Intel built an IPAD a decade before Apple

Written by Nick Farrell



Never seen the light of day

Chipmaker Intel apparently built an IPAD ten years before Steve Jobs though of the tablet and the name. It was in the days when sticking an I in front of anything meant it was Intel rather than Apple and the Intel Pad, or IPAD for short, could browse the Internet, play music and videos, and even act as a digital picture frame.

Intel scrapped the IPAD before consumers could get their hands on it as its move into Tablets was seen as one of the outfit’s biggest blunders. According to CNET in the late 1990s and early 2000s, Chipzilla wanted to diversify its operations beyond the PC. The IPAD came from one of several small teams within its research arm tasked with exploring new business opportunities. The IPAD, which included a touch screen and stylus, would not run entirely on its own but connected to a computer to browse the Internet through an Intel wireless technology.

Intel thought that "mobility" meant moving around your home or business and the IPAD was to be a portable device you could take around your house.
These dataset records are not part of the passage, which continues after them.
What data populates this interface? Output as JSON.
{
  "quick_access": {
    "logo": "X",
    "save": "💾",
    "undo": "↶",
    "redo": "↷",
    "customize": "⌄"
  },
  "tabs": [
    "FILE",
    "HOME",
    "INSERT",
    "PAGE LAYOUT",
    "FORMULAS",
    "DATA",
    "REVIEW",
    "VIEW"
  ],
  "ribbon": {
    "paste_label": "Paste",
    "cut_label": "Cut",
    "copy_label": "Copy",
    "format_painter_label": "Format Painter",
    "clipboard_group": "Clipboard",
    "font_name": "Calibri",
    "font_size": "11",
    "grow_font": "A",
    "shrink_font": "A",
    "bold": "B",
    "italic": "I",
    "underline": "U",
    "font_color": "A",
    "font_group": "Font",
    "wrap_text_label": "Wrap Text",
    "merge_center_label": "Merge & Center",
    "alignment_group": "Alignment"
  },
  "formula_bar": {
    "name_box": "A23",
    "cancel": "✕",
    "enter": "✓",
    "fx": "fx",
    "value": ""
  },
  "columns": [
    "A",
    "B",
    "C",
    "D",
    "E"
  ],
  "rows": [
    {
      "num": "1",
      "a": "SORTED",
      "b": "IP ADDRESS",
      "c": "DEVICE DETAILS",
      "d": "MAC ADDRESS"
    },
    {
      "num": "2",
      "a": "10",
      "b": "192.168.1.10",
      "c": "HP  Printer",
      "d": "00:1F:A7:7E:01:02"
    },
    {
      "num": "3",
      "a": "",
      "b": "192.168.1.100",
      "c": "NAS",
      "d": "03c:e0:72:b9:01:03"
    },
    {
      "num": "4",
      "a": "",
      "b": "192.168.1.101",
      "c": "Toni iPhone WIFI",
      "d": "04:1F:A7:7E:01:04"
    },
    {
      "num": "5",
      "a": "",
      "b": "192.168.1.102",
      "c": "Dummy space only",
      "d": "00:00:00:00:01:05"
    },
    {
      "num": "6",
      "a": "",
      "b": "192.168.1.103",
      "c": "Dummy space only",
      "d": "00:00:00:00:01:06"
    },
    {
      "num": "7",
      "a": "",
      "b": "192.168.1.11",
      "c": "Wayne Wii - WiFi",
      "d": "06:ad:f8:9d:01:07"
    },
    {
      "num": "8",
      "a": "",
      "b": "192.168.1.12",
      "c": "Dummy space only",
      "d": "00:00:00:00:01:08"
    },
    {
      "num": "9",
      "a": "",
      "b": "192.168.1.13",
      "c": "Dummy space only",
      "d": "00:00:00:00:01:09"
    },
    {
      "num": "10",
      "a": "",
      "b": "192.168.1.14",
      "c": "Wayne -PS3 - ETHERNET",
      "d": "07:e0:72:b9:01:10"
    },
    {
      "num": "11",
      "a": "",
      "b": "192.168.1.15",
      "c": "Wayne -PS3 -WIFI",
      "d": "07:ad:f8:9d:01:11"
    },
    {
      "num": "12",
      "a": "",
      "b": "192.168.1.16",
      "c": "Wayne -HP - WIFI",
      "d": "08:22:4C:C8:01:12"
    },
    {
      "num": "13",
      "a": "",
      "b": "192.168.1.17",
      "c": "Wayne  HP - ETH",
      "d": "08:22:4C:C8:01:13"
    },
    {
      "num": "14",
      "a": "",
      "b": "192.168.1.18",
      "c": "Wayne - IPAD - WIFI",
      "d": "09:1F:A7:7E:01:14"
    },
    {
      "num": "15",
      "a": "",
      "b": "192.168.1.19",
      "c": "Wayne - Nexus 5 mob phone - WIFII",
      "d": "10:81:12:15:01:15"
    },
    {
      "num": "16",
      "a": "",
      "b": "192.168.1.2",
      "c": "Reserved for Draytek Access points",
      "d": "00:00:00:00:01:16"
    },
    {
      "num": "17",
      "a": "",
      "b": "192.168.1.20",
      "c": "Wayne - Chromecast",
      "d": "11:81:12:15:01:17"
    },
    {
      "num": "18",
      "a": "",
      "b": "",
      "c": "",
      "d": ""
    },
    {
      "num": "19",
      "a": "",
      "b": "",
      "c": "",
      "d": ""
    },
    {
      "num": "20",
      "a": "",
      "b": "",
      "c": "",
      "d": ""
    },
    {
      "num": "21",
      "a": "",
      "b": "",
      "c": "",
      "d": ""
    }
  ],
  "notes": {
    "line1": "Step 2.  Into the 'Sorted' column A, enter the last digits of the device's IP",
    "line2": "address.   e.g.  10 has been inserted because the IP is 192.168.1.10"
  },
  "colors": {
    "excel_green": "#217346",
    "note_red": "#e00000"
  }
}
The reason that they never thought of connecting it to the phone network was because Intel wanted to tie it all back to its core PC chip business. After several years of development on the Intel Web Tablet, then-CEO Craig Barrett unveiled the device at the Consumer Electronics Show in January 2001. The company planned to sell the tablet to consumers later that year.

Sadly though it miffed Intel’s PC partners, which didn't want a product that could potentially compete with them and Chipzilla caved in and cancelled the project.